Set Up:

  • Place a dumbbell on it’s end, on the floor.
  • Stand with your feet hip width apart with the dumbbell behind your heel line.

The Movement:

  1. With one hand, grab the shaft of the dumbbell with your wrist straight, and your thumb pointing down.
    Being bent over in this position is going to be uncomfortable.
  2. As you release the dumbbell from the floor, explosively press your hips forward, keep your arm straight.
    At the top of the movement, your hips should be forward, standing straight up. Your bicep should be next to your ear.
  3. With control, slowly lower the weight to your shoulder.
  4. Squat
  5. As you rise from the squat position, Press the weight to the ceiling.
  6. With control, slowly lower the weight to your shoulder.
  7. With control, bend over, and place the dumbbell on it’s end behind your heel line, as you were in the starting position.

Specific Cues:

  • Review the Vintage Swing exercise
  • Use a weight appropriate for the Shoulder Press exercise.
  • The Vintage Swing is an explosive upward movement.
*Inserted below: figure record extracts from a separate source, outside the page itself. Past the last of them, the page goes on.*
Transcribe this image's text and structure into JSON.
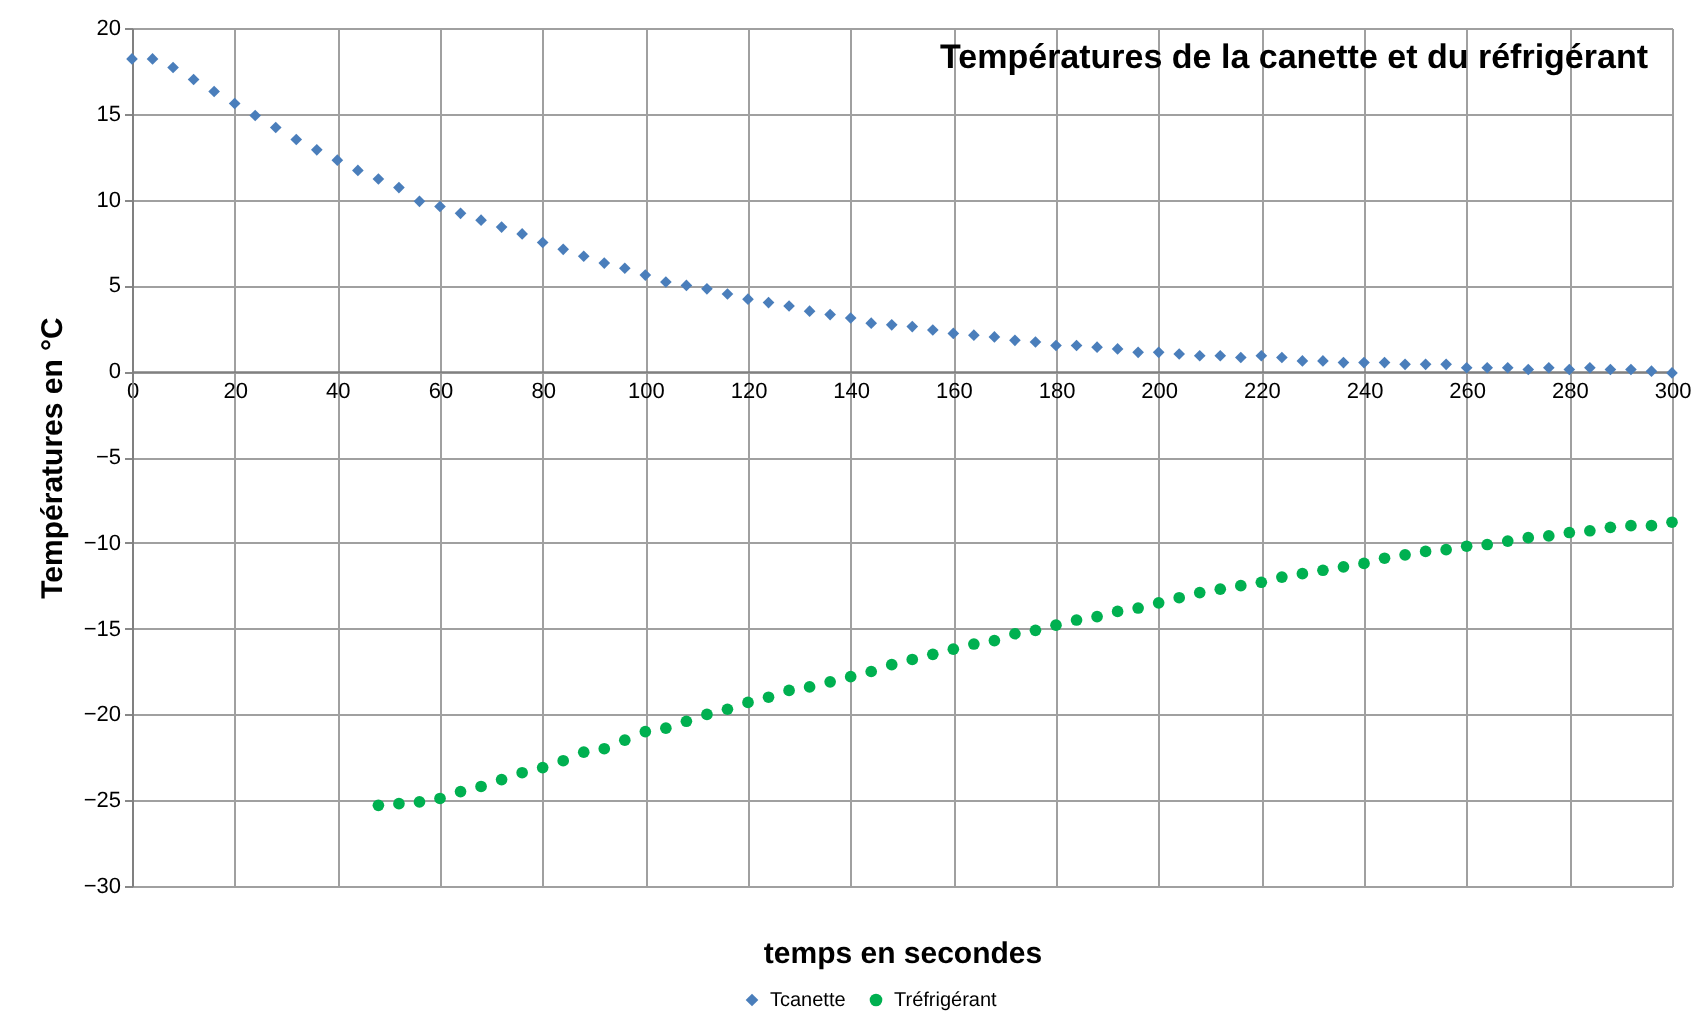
{
  "chart_data": {
    "type": "scatter",
    "title": "Températures de la canette et du réfrigérant",
    "xlabel": "temps en secondes",
    "ylabel": "Températures en °C",
    "xlim": [
      0,
      300
    ],
    "xticks": [
      0,
      20,
      40,
      60,
      80,
      100,
      120,
      140,
      160,
      180,
      200,
      220,
      240,
      260,
      280,
      300
    ],
    "ylim": [
      -30,
      20
    ],
    "yticks": [
      -30,
      -25,
      -20,
      -15,
      -10,
      -5,
      0,
      5,
      10,
      15,
      20
    ],
    "grid": true,
    "legend": "bottom",
    "series": [
      {
        "name": "Tcanette",
        "color": "#4a7ebb",
        "marker": "diamond",
        "x": [
          0,
          4,
          8,
          12,
          16,
          20,
          24,
          28,
          32,
          36,
          40,
          44,
          48,
          52,
          56,
          60,
          64,
          68,
          72,
          76,
          80,
          84,
          88,
          92,
          96,
          100,
          104,
          108,
          112,
          116,
          120,
          124,
          128,
          132,
          136,
          140,
          144,
          148,
          152,
          156,
          160,
          164,
          168,
          172,
          176,
          180,
          184,
          188,
          192,
          196,
          200,
          204,
          208,
          212,
          216,
          220,
          224,
          228,
          232,
          236,
          240,
          244,
          248,
          252,
          256,
          260,
          264,
          268,
          272,
          276,
          280,
          284,
          288,
          292,
          296,
          300
        ],
        "values": [
          18.2,
          18.2,
          17.7,
          17.0,
          16.3,
          15.6,
          14.9,
          14.2,
          13.5,
          12.9,
          12.3,
          11.7,
          11.2,
          10.7,
          9.9,
          9.6,
          9.2,
          8.8,
          8.4,
          8.0,
          7.5,
          7.1,
          6.7,
          6.3,
          6.0,
          5.6,
          5.2,
          5.0,
          4.8,
          4.5,
          4.2,
          4.0,
          3.8,
          3.5,
          3.3,
          3.1,
          2.8,
          2.7,
          2.6,
          2.4,
          2.2,
          2.1,
          2.0,
          1.8,
          1.7,
          1.5,
          1.5,
          1.4,
          1.3,
          1.1,
          1.1,
          1.0,
          0.9,
          0.9,
          0.8,
          0.9,
          0.8,
          0.6,
          0.6,
          0.5,
          0.5,
          0.5,
          0.4,
          0.4,
          0.4,
          0.2,
          0.2,
          0.2,
          0.1,
          0.2,
          0.1,
          0.2,
          0.1,
          0.1,
          0.0,
          -0.1
        ]
      },
      {
        "name": "Tréfrigérant",
        "color": "#00b050",
        "marker": "circle",
        "x": [
          48,
          52,
          56,
          60,
          64,
          68,
          72,
          76,
          80,
          84,
          88,
          92,
          96,
          100,
          104,
          108,
          112,
          116,
          120,
          124,
          128,
          132,
          136,
          140,
          144,
          148,
          152,
          156,
          160,
          164,
          168,
          172,
          176,
          180,
          184,
          188,
          192,
          196,
          200,
          204,
          208,
          212,
          216,
          220,
          224,
          228,
          232,
          236,
          240,
          244,
          248,
          252,
          256,
          260,
          264,
          268,
          272,
          276,
          280,
          284,
          288,
          292,
          296,
          300
        ],
        "values": [
          -25.3,
          -25.2,
          -25.1,
          -24.9,
          -24.5,
          -24.2,
          -23.8,
          -23.4,
          -23.1,
          -22.7,
          -22.2,
          -22.0,
          -21.5,
          -21.0,
          -20.8,
          -20.4,
          -20.0,
          -19.7,
          -19.3,
          -19.0,
          -18.6,
          -18.4,
          -18.1,
          -17.8,
          -17.5,
          -17.1,
          -16.8,
          -16.5,
          -16.2,
          -15.9,
          -15.7,
          -15.3,
          -15.1,
          -14.8,
          -14.5,
          -14.3,
          -14.0,
          -13.8,
          -13.5,
          -13.2,
          -12.9,
          -12.7,
          -12.5,
          -12.3,
          -12.0,
          -11.8,
          -11.6,
          -11.4,
          -11.2,
          -10.9,
          -10.7,
          -10.5,
          -10.4,
          -10.2,
          -10.1,
          -9.9,
          -9.7,
          -9.6,
          -9.4,
          -9.3,
          -9.1,
          -9.0,
          -9.0,
          -8.8
        ]
      }
    ]
  }
}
Resist the urge to do this movement slowly.
  • Do NOT close your eyes.
  • As you fatigue, you’re going to want to place the dumbbell between the arches of your feet. Resist this temptation! Its only going to cause more fatigue on your back and your arm.
  • This is not a fluid movement. There are 6 points of pause (6 positions that you will ‘hit’) – 1) the bent over starting position, 2) the top raised arm position, 3) standing with the weight shouldered position, 4) squatting position, 5) the top raised arm position (again), 6) standing with the weight shouldered position (again).
  • When the weight is above your head, your arm should be straight, and your bicep close to your ear.